En el rock, cuando el músico te elige para hablar, cuando te lleva a ese lugar misterioso y apasionante que es el camarín, se abre un espacio de vulnerabilidad. “El músico”, en masculino, porque no hay registro de esas prácticas en las rockeras. Quien no está acostumbradx a esos espacios íntimos está en relación de desigualdad frente al hombre deseado, el idolatrado. Al leer algunos de los testimonios, por ejemplo, contra Jean Deon, de Michael Mike, ex Diosque, se ve la perversidad, pero también en el relato de esas mujeres está la clave para entender qué es el consentimiento. Un fragmento: “Lo más loco de todo eso es que a pesar de que la situación me incomodaba, nunca encontraba la manera de decirle que no definitivamente, o que me deje en paz. Accedí a verlo un par de veces más y la situación se repetía, yo siempre terminaba sintiéndome mal por haber aceptado. Terminaba haciendo cosas que no tenía ganas”.
Vuelvo a Andrea Álvarez: “No tiene que ver con el rock, tiene que ver con una situación de poder. La mayoría de los músicos varones se salva de este estigma de abusador o violador. Yo apuntaría a otro lado: qué nos pasa las mujeres que no podemos superar esa adicción a los malos de la película, por qué nos intentamos empoderar desde ahí. A veces con las denuncias pareciera que las pibas quieren venganza para nivelarse con los pibes. Hay algo en nuestra educación que nos gusta el malo y nos enganchamos con eso. Hay que abrazar a las pibas, porque muchas hasta cuando escrachan siguen enganchadas. Encuentran una identidad ahí”.

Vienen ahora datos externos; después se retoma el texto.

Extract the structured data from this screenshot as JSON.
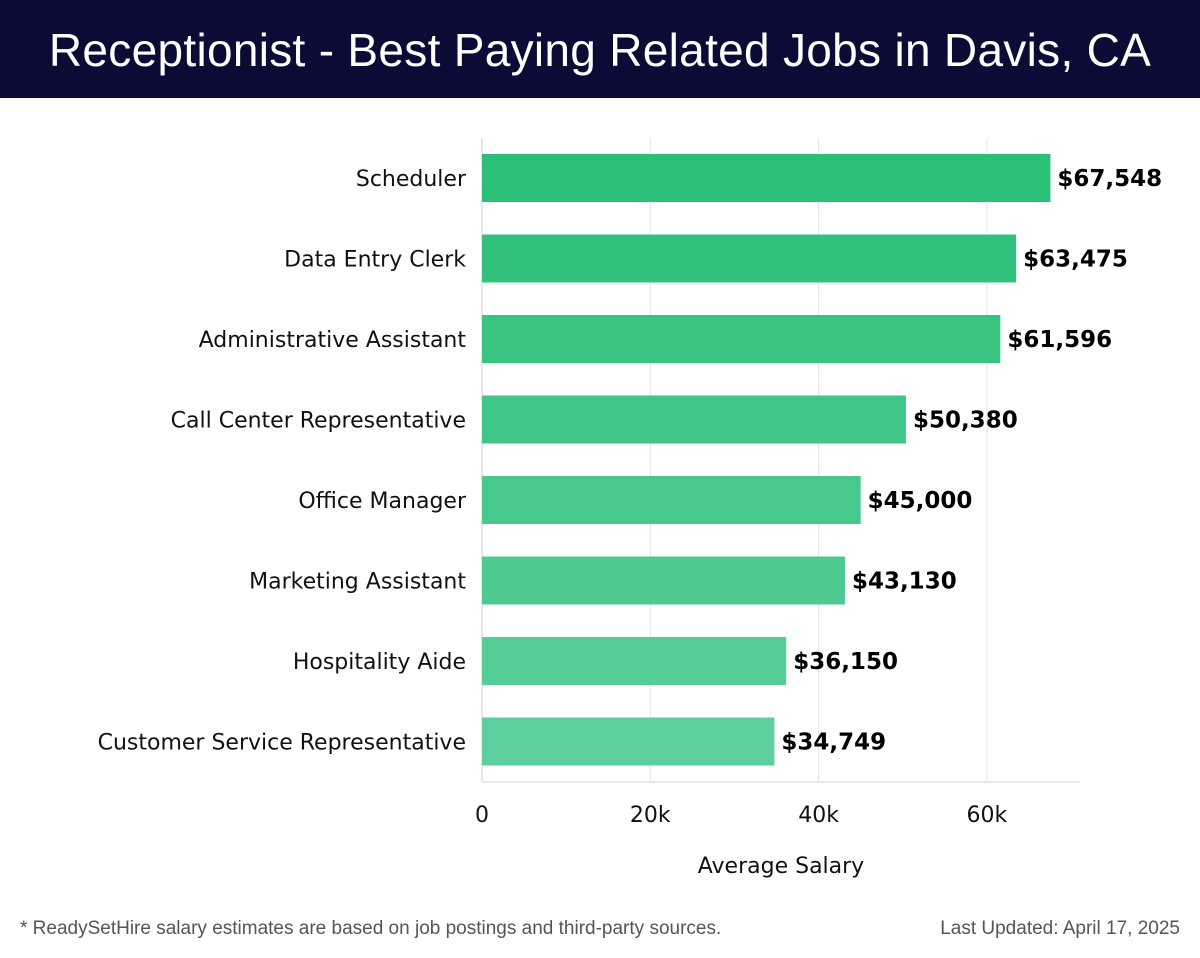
{
  "header": {
    "title": "Receptionist - Best Paying Related Jobs in Davis, CA"
  },
  "chart_data": {
    "type": "bar",
    "orientation": "horizontal",
    "categories": [
      "Scheduler",
      "Data Entry Clerk",
      "Administrative Assistant",
      "Call Center Representative",
      "Office Manager",
      "Marketing Assistant",
      "Hospitality Aide",
      "Customer Service Representative"
    ],
    "values": [
      67548,
      63475,
      61596,
      50380,
      45000,
      43130,
      36150,
      34749
    ],
    "value_labels": [
      "$67,548",
      "$63,475",
      "$61,596",
      "$50,380",
      "$45,000",
      "$43,130",
      "$36,150",
      "$34,749"
    ],
    "xlabel": "Average Salary",
    "ylabel": "",
    "xlim": [
      0,
      71000
    ],
    "xticks": [
      0,
      20000,
      40000,
      60000
    ],
    "xtick_labels": [
      "0",
      "20k",
      "40k",
      "60k"
    ],
    "grid": true,
    "colors": {
      "bar_top": "#2bbf77",
      "bar_bottom": "#5ccf9c",
      "header_bg": "#0b0c35"
    }
  },
  "footer": {
    "footnote": "* ReadySetHire salary estimates are based on job postings and third-party sources.",
    "updated": "Last Updated: April 17, 2025"
  }
}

No toda situación abusiva es un delito, y los escraches están exponiendo que las mujeres quieren otra forma de relacionarse, otra forma de entender el deseo. La fórmula de rockero viejo y peludo que toma lo que desea y descarta ya no va más. Aquellos que no se repiensen a sí mismos en estos nuevos términos van a quedar atrás en la línea evolutiva.